Mental Health Implications

  1. Educate Yourself
    You may feel as if you have lost control of your life. In order to regain charge, educate yourself about breast cancer and treatment options. You will be making many decisions in the near future. The best way to make the right decision for you is to have the most information you can. Books on breast cancer and reputable Internet sources are a great place to begin learning. Be sure to look for the most current information available. Breast cancer treatments are becoming more and more advanced everyday, and information quickly becomes outdated. Also, look at many sources in order to find the most complete information possible.
  2. Questions for Your Doctor
    Your doctor will be willing to answer any questions that you may have. Below is a starter list of good questions to ask your doctor and/or medical team:


    • What type of breast cancer do I have?
    • Is my cancer in situ or invasive?
    • Has my cancer spread beyond the primary site?
    • What is the stage of my cancer and what does that mean in my case?
    • What treatments are appropriate for me? What do you recommend? Why?
    • What are the risks of side effects that I should expect?
    • What should I do to get ready for treatment?
    • What are the chances of recurrence of cancer with the treatment programs we have discussed?
    • What is my expected prognosis, based on my cancer as you view it?
  3. Help and Encouragement
    Your medical team – a surgeon, medical oncologist, radiation oncologist, and any other medical professional – are great people to help you make decisions. However, you may also want to talk to a counselor or medical social worker to talk through issues and help make the best decision for you. Many men find it encouraging to speak with other men who have cancer and inspiring to hear the many survival stories.
  4. Telling Others
    One of the first challenges you may face is how to tell the people closest to you.

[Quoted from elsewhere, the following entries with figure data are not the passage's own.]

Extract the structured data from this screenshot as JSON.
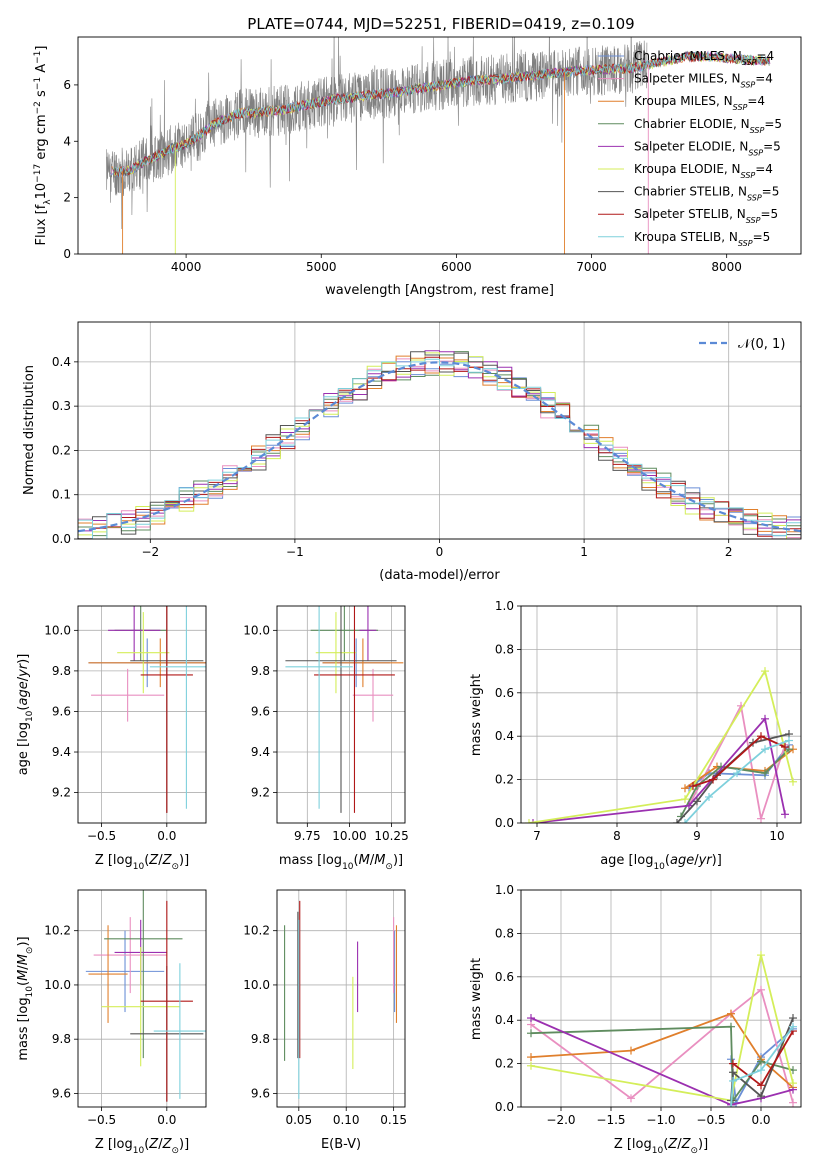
{
  "figure_title": "PLATE=0744, MJD=52251, FIBERID=0419, z=0.109",
  "model_colors": {
    "Chabrier MILES": "#6b8fd6",
    "Salpeter MILES": "#e98fc0",
    "Kroupa MILES": "#e07f2c",
    "Chabrier ELODIE": "#5f8c5f",
    "Salpeter ELODIE": "#9b30b0",
    "Kroupa ELODIE": "#d4ee5a",
    "Chabrier STELIB": "#555555",
    "Salpeter STELIB": "#b01818",
    "Kroupa STELIB": "#7ed0dc",
    "data": "#808080"
  },
  "chart_data": [
    {
      "id": "spectrum",
      "type": "line",
      "title": "PLATE=0744, MJD=52251, FIBERID=0419, z=0.109",
      "xlabel": "wavelength [Angstrom, rest frame]",
      "ylabel": "Flux [f_λ 10^-17 erg cm^-2 s^-1 A^-1]",
      "xlim": [
        3200,
        8550
      ],
      "ylim": [
        0,
        7.7
      ],
      "xticks": [
        4000,
        5000,
        6000,
        7000,
        8000
      ],
      "yticks": [
        0,
        2,
        4,
        6
      ],
      "grid": false,
      "legend_position": "top-right",
      "continuum": {
        "x": [
          3400,
          3500,
          3600,
          3700,
          3800,
          3900,
          4000,
          4100,
          4200,
          4300,
          4400,
          4500,
          4700,
          4900,
          5100,
          5300,
          5500,
          5700,
          5900,
          6100,
          6300,
          6500,
          6700,
          6900,
          7100,
          7300,
          7500,
          7700,
          7900,
          8100,
          8300
        ],
        "y": [
          3.0,
          2.9,
          3.0,
          3.3,
          3.5,
          3.75,
          3.9,
          4.2,
          4.6,
          4.8,
          5.0,
          5.0,
          5.1,
          5.3,
          5.5,
          5.6,
          5.7,
          5.85,
          6.0,
          6.15,
          6.2,
          6.3,
          6.4,
          6.5,
          6.55,
          6.6,
          6.8,
          7.0,
          7.0,
          6.9,
          6.85
        ]
      },
      "data_range": [
        3410,
        7410
      ],
      "models_range": [
        3440,
        8320
      ],
      "series": [
        {
          "name": "Chabrier MILES, N_SSP=4"
        },
        {
          "name": "Salpeter MILES, N_SSP=4"
        },
        {
          "name": "Kroupa MILES, N_SSP=4"
        },
        {
          "name": "Chabrier ELODIE, N_SSP=5"
        },
        {
          "name": "Salpeter ELODIE, N_SSP=5"
        },
        {
          "name": "Kroupa ELODIE, N_SSP=4"
        },
        {
          "name": "Chabrier STELIB, N_SSP=5"
        },
        {
          "name": "Salpeter STELIB, N_SSP=5"
        },
        {
          "name": "Kroupa STELIB, N_SSP=5"
        }
      ]
    },
    {
      "id": "residuals",
      "type": "line",
      "xlabel": "(data-model)/error",
      "ylabel": "Normed distribution",
      "xlim": [
        -2.5,
        2.5
      ],
      "ylim": [
        0,
        0.49
      ],
      "xticks": [
        -2,
        -1,
        0,
        1,
        2
      ],
      "yticks": [
        0.0,
        0.1,
        0.2,
        0.3,
        0.4
      ],
      "grid": true,
      "legend_position": "top-right",
      "normal_curve": {
        "name": "N(0,1)",
        "mean": 0,
        "sigma": 1
      },
      "bin_width": 0.1,
      "series_seeds": [
        1,
        2,
        3,
        4,
        5,
        6,
        7,
        8,
        9
      ]
    },
    {
      "id": "age_vs_Z",
      "type": "scatter",
      "xlabel": "Z [log10(Z/Z⊙)]",
      "ylabel": "age [log10(age/yr)]",
      "xlim": [
        -0.68,
        0.3
      ],
      "ylim": [
        9.05,
        10.12
      ],
      "xticks": [
        -0.5,
        0.0
      ],
      "yticks": [
        9.2,
        9.4,
        9.6,
        9.8,
        10.0
      ],
      "grid": true,
      "points": [
        {
          "x": -0.15,
          "y": 9.84,
          "xerr": 0.45,
          "yerr": 0.12
        },
        {
          "x": -0.3,
          "y": 9.68,
          "xerr": 0.28,
          "yerr": 0.13
        },
        {
          "x": -0.05,
          "y": 9.84,
          "xerr": 0.55,
          "yerr": 0.12
        },
        {
          "x": -0.2,
          "y": 10.0,
          "xerr": 0.2,
          "yerr": 0.15
        },
        {
          "x": -0.25,
          "y": 10.0,
          "xerr": 0.2,
          "yerr": 0.15
        },
        {
          "x": -0.18,
          "y": 9.89,
          "xerr": 0.2,
          "yerr": 0.2
        },
        {
          "x": 0.0,
          "y": 9.85,
          "xerr": 0.28,
          "yerr": 0.75
        },
        {
          "x": 0.0,
          "y": 9.78,
          "xerr": 0.2,
          "yerr": 0.68
        },
        {
          "x": 0.15,
          "y": 9.82,
          "xerr": 0.28,
          "yerr": 0.7
        }
      ]
    },
    {
      "id": "age_vs_mass",
      "type": "scatter",
      "xlabel": "mass [log10(M/M⊙)]",
      "ylabel": "",
      "xlim": [
        9.57,
        10.33
      ],
      "ylim": [
        9.05,
        10.12
      ],
      "xticks": [
        9.75,
        10.0,
        10.25
      ],
      "yticks": [
        9.2,
        9.4,
        9.6,
        9.8,
        10.0
      ],
      "grid": true,
      "points": [
        {
          "x": 10.04,
          "y": 9.84,
          "xerr": 0.2,
          "yerr": 0.12
        },
        {
          "x": 10.14,
          "y": 9.68,
          "xerr": 0.12,
          "yerr": 0.13
        },
        {
          "x": 10.08,
          "y": 9.84,
          "xerr": 0.24,
          "yerr": 0.12
        },
        {
          "x": 9.97,
          "y": 10.0,
          "xerr": 0.2,
          "yerr": 0.15
        },
        {
          "x": 10.11,
          "y": 10.0,
          "xerr": 0.05,
          "yerr": 0.15
        },
        {
          "x": 9.92,
          "y": 9.89,
          "xerr": 0.12,
          "yerr": 0.2
        },
        {
          "x": 9.95,
          "y": 9.85,
          "xerr": 0.33,
          "yerr": 0.75
        },
        {
          "x": 10.03,
          "y": 9.78,
          "xerr": 0.24,
          "yerr": 0.68
        },
        {
          "x": 9.82,
          "y": 9.82,
          "xerr": 0.2,
          "yerr": 0.7
        }
      ]
    },
    {
      "id": "mass_weight_vs_age",
      "type": "line",
      "xlabel": "age [log10(age/yr)]",
      "ylabel": "mass weight",
      "xlim": [
        6.8,
        10.3
      ],
      "ylim": [
        0,
        1.0
      ],
      "xticks": [
        7,
        8,
        9,
        10
      ],
      "yticks": [
        0.0,
        0.2,
        0.4,
        0.6,
        0.8,
        1.0
      ],
      "grid": true,
      "series": [
        {
          "x": [
            8.9,
            9.15,
            9.85,
            10.15
          ],
          "y": [
            0.16,
            0.23,
            0.22,
            0.36
          ]
        },
        {
          "x": [
            8.9,
            9.55,
            9.8,
            10.1
          ],
          "y": [
            0.08,
            0.54,
            0.02,
            0.36
          ]
        },
        {
          "x": [
            8.85,
            9.25,
            9.85,
            10.2
          ],
          "y": [
            0.16,
            0.26,
            0.24,
            0.34
          ]
        },
        {
          "x": [
            8.8,
            9.0,
            9.3,
            9.85,
            10.15
          ],
          "y": [
            0.03,
            0.17,
            0.26,
            0.23,
            0.34
          ]
        },
        {
          "x": [
            6.95,
            8.9,
            9.85,
            10.1
          ],
          "y": [
            0.0,
            0.08,
            0.48,
            0.04
          ]
        },
        {
          "x": [
            6.9,
            8.85,
            9.85,
            10.2
          ],
          "y": [
            0.0,
            0.11,
            0.7,
            0.19
          ]
        },
        {
          "x": [
            8.75,
            9.0,
            9.25,
            9.7,
            10.15
          ],
          "y": [
            0.0,
            0.1,
            0.22,
            0.37,
            0.41
          ]
        },
        {
          "x": [
            8.95,
            9.2,
            9.8,
            10.1
          ],
          "y": [
            0.17,
            0.2,
            0.4,
            0.35
          ]
        },
        {
          "x": [
            8.85,
            9.15,
            9.5,
            9.85,
            10.15
          ],
          "y": [
            0.0,
            0.12,
            0.23,
            0.34,
            0.38
          ]
        }
      ]
    },
    {
      "id": "mass_vs_Z",
      "type": "scatter",
      "xlabel": "Z [log10(Z/Z⊙)]",
      "ylabel": "mass [log10(M/M⊙)]",
      "xlim": [
        -0.68,
        0.3
      ],
      "ylim": [
        9.55,
        10.35
      ],
      "xticks": [
        -0.5,
        0.0
      ],
      "yticks": [
        9.6,
        9.8,
        10.0,
        10.2
      ],
      "grid": true,
      "points": [
        {
          "x": -0.32,
          "y": 10.05,
          "xerr": 0.3,
          "yerr": 0.15
        },
        {
          "x": -0.28,
          "y": 10.11,
          "xerr": 0.28,
          "yerr": 0.14
        },
        {
          "x": -0.45,
          "y": 10.04,
          "xerr": 0.15,
          "yerr": 0.18
        },
        {
          "x": -0.18,
          "y": 10.17,
          "xerr": 0.3,
          "yerr": 0.44
        },
        {
          "x": -0.2,
          "y": 10.12,
          "xerr": 0.2,
          "yerr": 0.12
        },
        {
          "x": -0.2,
          "y": 9.92,
          "xerr": 0.3,
          "yerr": 0.22
        },
        {
          "x": 0.0,
          "y": 9.82,
          "xerr": 0.28,
          "yerr": 0.25
        },
        {
          "x": 0.0,
          "y": 9.94,
          "xerr": 0.2,
          "yerr": 0.37
        },
        {
          "x": 0.1,
          "y": 9.83,
          "xerr": 0.2,
          "yerr": 0.25
        }
      ]
    },
    {
      "id": "mass_vs_ebv",
      "type": "scatter",
      "xlabel": "E(B-V)",
      "ylabel": "",
      "xlim": [
        0.027,
        0.162
      ],
      "ylim": [
        9.55,
        10.35
      ],
      "xticks": [
        0.05,
        0.1,
        0.15
      ],
      "yticks": [
        9.6,
        9.8,
        10.0,
        10.2
      ],
      "grid": true,
      "points": [
        {
          "x": 0.151,
          "y": 10.05,
          "yerr": 0.15
        },
        {
          "x": 0.15,
          "y": 10.11,
          "yerr": 0.14
        },
        {
          "x": 0.153,
          "y": 10.04,
          "yerr": 0.18
        },
        {
          "x": 0.035,
          "y": 9.97,
          "yerr": 0.25
        },
        {
          "x": 0.112,
          "y": 10.03,
          "yerr": 0.13
        },
        {
          "x": 0.107,
          "y": 9.86,
          "yerr": 0.17
        },
        {
          "x": 0.049,
          "y": 10.0,
          "yerr": 0.27
        },
        {
          "x": 0.051,
          "y": 10.02,
          "yerr": 0.29
        },
        {
          "x": 0.05,
          "y": 9.91,
          "yerr": 0.33
        }
      ]
    },
    {
      "id": "mass_weight_vs_Z",
      "type": "line",
      "xlabel": "Z [log10(Z/Z⊙)]",
      "ylabel": "mass weight",
      "xlim": [
        -2.4,
        0.4
      ],
      "ylim": [
        0,
        1.0
      ],
      "xticks": [
        -2.0,
        -1.5,
        -1.0,
        -0.5,
        0.0
      ],
      "yticks": [
        0.0,
        0.2,
        0.4,
        0.6,
        0.8,
        1.0
      ],
      "grid": true,
      "series": [
        {
          "x": [
            -0.3,
            -0.25,
            0.0,
            0.32
          ],
          "y": [
            0.22,
            0.02,
            0.23,
            0.36
          ]
        },
        {
          "x": [
            -2.3,
            -1.3,
            -0.3,
            0.0,
            0.32
          ],
          "y": [
            0.38,
            0.04,
            0.43,
            0.54,
            0.02
          ]
        },
        {
          "x": [
            -2.3,
            -1.3,
            -0.3,
            0.0,
            0.32
          ],
          "y": [
            0.23,
            0.26,
            0.43,
            0.22,
            0.09
          ]
        },
        {
          "x": [
            -2.3,
            -0.3,
            -0.28,
            0.0,
            0.32
          ],
          "y": [
            0.34,
            0.37,
            0.03,
            0.21,
            0.17
          ]
        },
        {
          "x": [
            -2.3,
            -0.3,
            0.0,
            0.32
          ],
          "y": [
            0.41,
            0.01,
            0.04,
            0.08
          ]
        },
        {
          "x": [
            -2.3,
            -0.3,
            0.0,
            0.32
          ],
          "y": [
            0.19,
            0.03,
            0.7,
            0.11
          ]
        },
        {
          "x": [
            -0.3,
            -0.28,
            0.0,
            0.32
          ],
          "y": [
            0.03,
            0.16,
            0.05,
            0.41
          ]
        },
        {
          "x": [
            -0.28,
            0.0,
            0.32
          ],
          "y": [
            0.2,
            0.1,
            0.35
          ]
        },
        {
          "x": [
            -0.3,
            -0.28,
            0.0,
            0.32
          ],
          "y": [
            0.0,
            0.12,
            0.17,
            0.37
          ]
        }
      ]
    }
  ]
}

If you have children, telling them can be difficult, no matter what their ages. It’s best to be as honest as you can, yet you do not have to give all the details. How much and what you say will depend on each child’s age and their ability to understand. It isn’t a good idea to try to hide your illness. Instead, tell them you are doing everything you can to get well. You may also be faced with the decision of whether or not to tell friends and coworkers. At first, you may not want anyone outside your family to know. However, you may find it helpful to confide in close friends and coworkers. Exactly how much and who you tell is still up to you. People may not always react the way you expect. Some may have feelings of anger, fear, or grief, while others may be incredibly supportive. Some people may not say much and may even avoid you, but it is not because they don’t care. They may not know what to say. Assure them that their concern is enough, and there are no right words.
  5. Maintaining a Strong Support System
    Friends and family are often an integral part of your treatment. More and more research is finding that strong relationships are crucial in dealing with life-threatening illnesses. You may also find it helps to have the support of other men with cancer. Your doctor or a medical social worker can put you in touch with a group near you, or you may contact one of the many cancer organizations.
  6. Taking Care of Yourself
    You’ll need to plan your schedule carefully, in order to ensure plenty of time for rest. Your friends and family want to help you, although they may not know how. Don’t be afraid to ask them for help and be specific about your needs. You will probably also want to stay as independent as possible. People may try to take over your life or act as if you’re terribly fragile in their effort to help. This can be detrimental to your recovery, so don’t hesitate to tell others how you want to be treated. Now is a great time to start taking better care of your general health, such as eating a better diet, getting regular exercise, and reducing stress. Stress-reduction techniques and exercise can actually help relieve some of the side effects associated with radiation and chemotherapy. Take time to examine your life and evaluate how you can achieve your goals. A new priority should be to live your life to the fullest.